Local media is calling it a "war on cars." This chart shows that if it is a "war," the cars are winning.

"The city’s war on automobiles has just gone aerial," crowed the Rupert Murdoch-owned New York Post in January. "Some might say there is a 'war on cars' going on in New York City," whined the Rupert Murdoch-owned My Fox News New York last Fall.

The media—particularly the Rupert Murdoch-owned media—loves for there to be a "war on" something or other that embodies the conservative status quo. A few years ago it was the "war on Christmas." Now it's the "war on cars."

Fortunately, the fine folks at Streetsblog have produced this revealing chart that shows how much of New York City's street space has been turned over from automobile-dominated use in the past three or so years:

Credit Noah Kazis with crunching the numbers. Kazis explains:

While the DOT under Janette Sadik-Khan has made incredibly important steps to improve safety and mobility for New Yorkers, the truth is that the overwhelming majority of New York City’s streets remain about the same.
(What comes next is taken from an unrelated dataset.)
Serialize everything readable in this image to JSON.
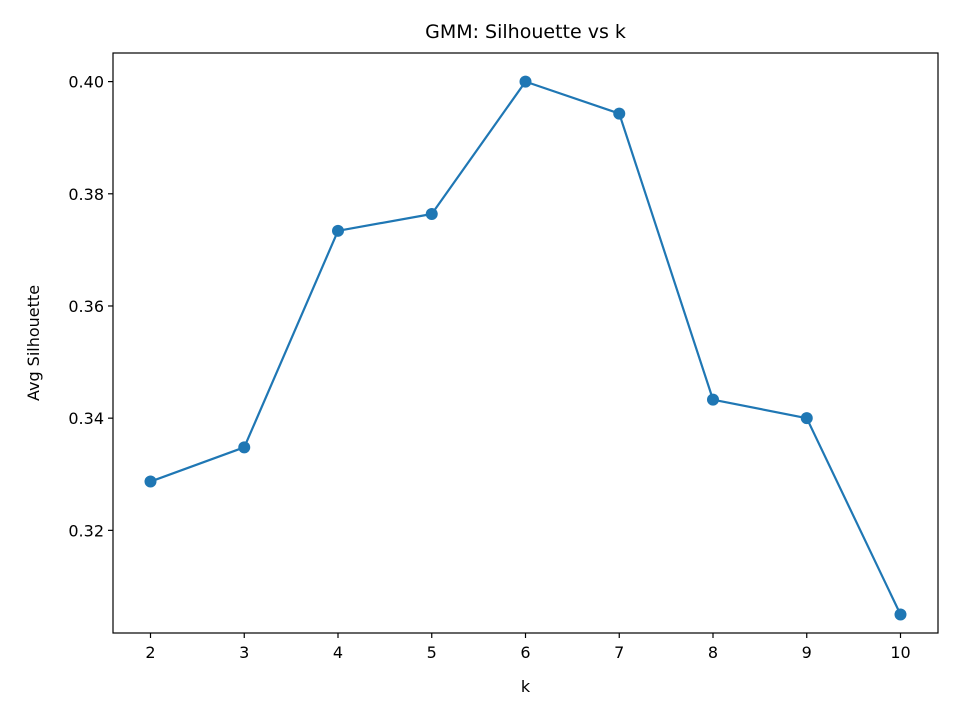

We did some back-of-the-envelope math to estimate just how much street space has been reallocated from drivers to pedestrians, cyclists and transit riders in recent years. The answer: not a whole lot.

In fact, we estimate that less than one half of one percent of NYC’s street space has changed in the past three and a half years...And that’s with the generous assumption that on-street bike lanes and bus lanes aren’t constantly encroached upon by motor vehicles.


Click through for details about how they calculated the area devoted to bike lanes, new bus lanes, and new pedestrian space. The takeaway, to my mind, is that there is no "war on cars," except to the motor-mad Murdoch-owned media, and to the the wealthy minority of car owners in New York City. And it is a considerable minority: As of 2000, the last census data available, 54 percent of New York City households neither owned nor leased a vehicle, and looking at Manhattan alone, that number jumps to 78 percent.